Let $a,b,f(x),x$ be positive integers such that If $a>b$ then $f(a)>f(b)$ and $f(f(x))=x^{2}+2$ . Find $f(3)$
My approach:
Replacing $x$ with $f(x)$ in the equation gives $f(f(f(x))) = f(x)^2 + 2$, but $f(f(x)) = x^2 + 2$ so $$f(x^2+2) = f(x)^2 + 2$$ how do i proceed after this. Please help. Thanks alot!
On
Note that $f$ is by definition strictly monotonic. So consider: If $f(3)<3$ then we can only have $f(3)=1$ or $f(3)=2$. Else if $f(3)=3$ we have $f(3)=f(f(3)) = 3^2+2=11$, so this cannot be. Finally if $f(3)>3$ we have $f(3) < f(f(3))=11$.
$f(3)=1,2$ would imply $f(1)=f(f(3)) = 11>f(3)$.
Generally we get that $f(x)$ cannot be $x$, else $x=x^2+2$. Also $f(f(1)) = 3$, $f(f(2)) = 6$, $f(f(3)) = 11$. But as $f(3)>3$ (and $f(x)>3$ for $x>3$) this means $f(2)=3$.
But then $f(3) = f(f(2)) = 6$. Thus we’re done.
Note that $f(f(1))=3$ so there is some natural number $n$ such that $f(n)=3$.

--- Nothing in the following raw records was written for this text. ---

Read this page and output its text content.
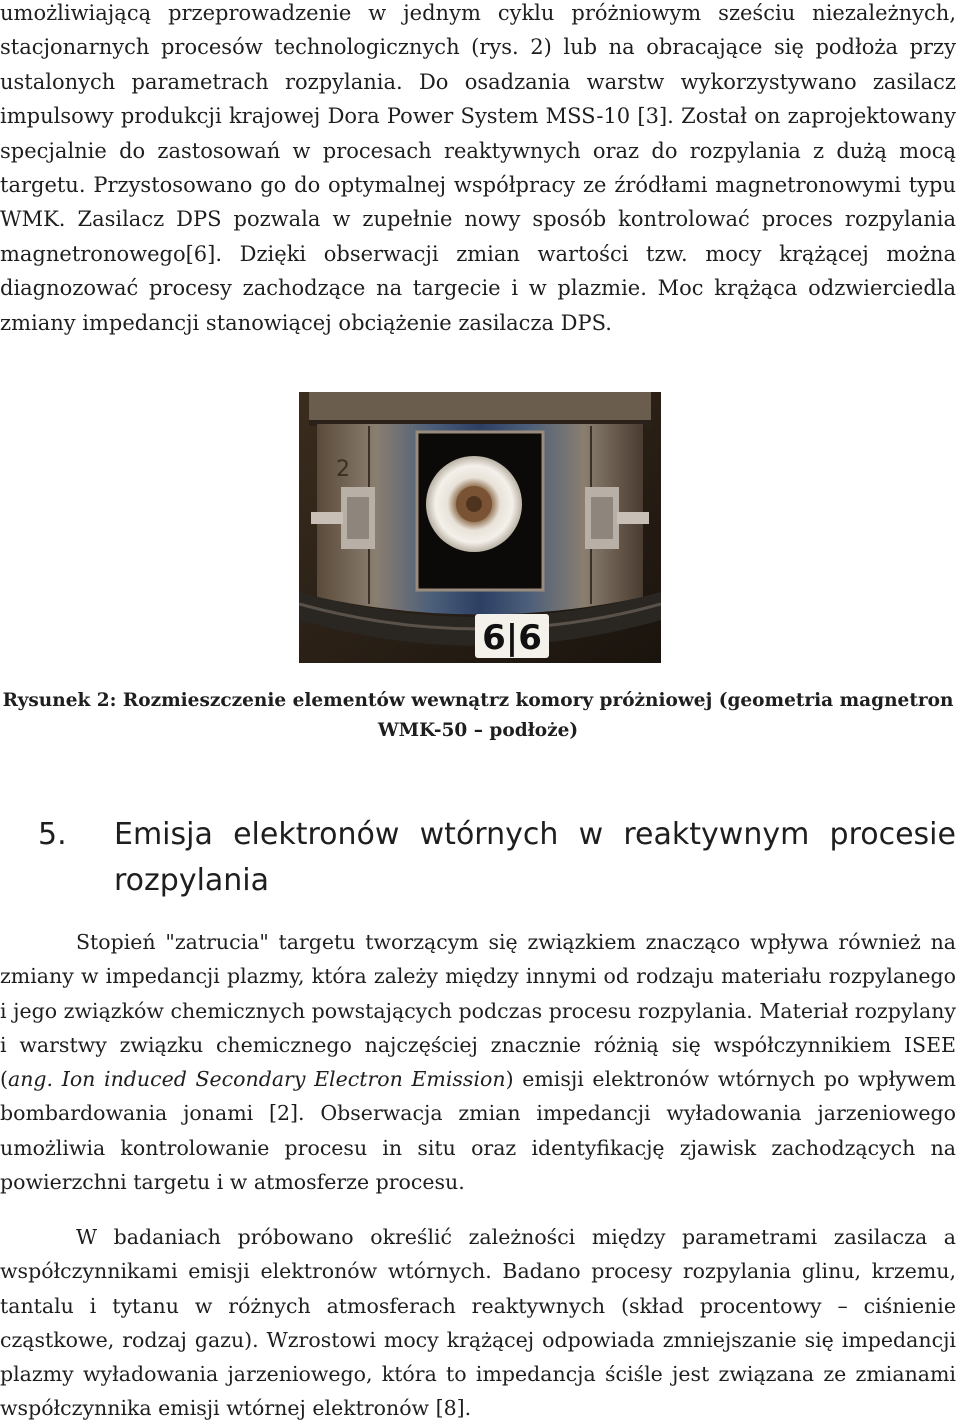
umożliwiającą przeprowadzenie w jednym cyklu próżniowym sześciu niezależnych, stacjonarnych procesów technologicznych (rys. 2) lub na obracające się podłoża przy ustalonych parametrach rozpylania. Do osadzania warstw wykorzystywano zasilacz impulsowy produkcji krajowej Dora Power System MSS-10 [3]. Został on zaprojektowany specjalnie do zastosowań w procesach reaktywnych oraz do rozpylania z dużą mocą targetu. Przystosowano go do optymalnej współpracy ze źródłami magnetronowymi typu WMK. Zasilacz DPS pozwala w zupełnie nowy sposób kontrolować proces rozpylania magnetronowego[6]. Dzięki obserwacji zmian wartości tzw. mocy krążącej można diagnozować procesy zachodzące na targecie i w plazmie. Moc krążąca odzwierciedla zmiany impedancji stanowiącej obciążenie zasilacza DPS.

6|6
2

Rysunek 2: Rozmieszczenie elementów wewnątrz komory próżniowej (geometria magnetron
WMK-50 – podłoże)

5.	Emisja elektronów wtórnych w reaktywnym procesie
rozpylania

Stopień "zatrucia" targetu tworzącym się związkiem znacząco wpływa również na zmiany w impedancji plazmy, która zależy między innymi od rodzaju materiału rozpylanego i jego związków chemicznych powstających podczas procesu rozpylania. Materiał rozpylany i warstwy związku chemicznego najczęściej znacznie różnią się współczynnikiem ISEE (ang. Ion induced Secondary Electron Emission) emisji elektronów wtórnych po wpływem bombardowania jonami [2]. Obserwacja zmian impedancji wyładowania jarzeniowego umożliwia kontrolowanie procesu in situ oraz identyfikację zjawisk zachodzących na powierzchni targetu i w atmosferze procesu.

W badaniach próbowano określić zależności między parametrami zasilacza a współczynnikami emisji elektronów wtórnych. Badano procesy rozpylania glinu, krzemu, tantalu i tytanu w różnych atmosferach reaktywnych (skład procentowy – ciśnienie cząstkowe, rodzaj gazu). Wzrostowi mocy krążącej odpowiada zmniejszanie się impedancji plazmy wyładowania jarzeniowego, która to impedancja ściśle jest związana ze zmianami współczynnika emisji wtórnej elektronów [8].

If $f(1)>3$ then there could be no solution to $f(n)=3$ so we must have $f(1)\in \{1,2,3\}$.
If $f(1)=3$ then we have $3=f(f(1))=f(3)$, a contradiction.
If $f(1)=1$ then we would have $3=f(f(1))=f(1)$, a contradiction.
Thus $f(1)=2$.
It follows that $$f(2)=f(f(1))=1^2+2=3$$ from which we deduce that $$f(3)=f(f(2))=2^2+2=6$$ and we are done.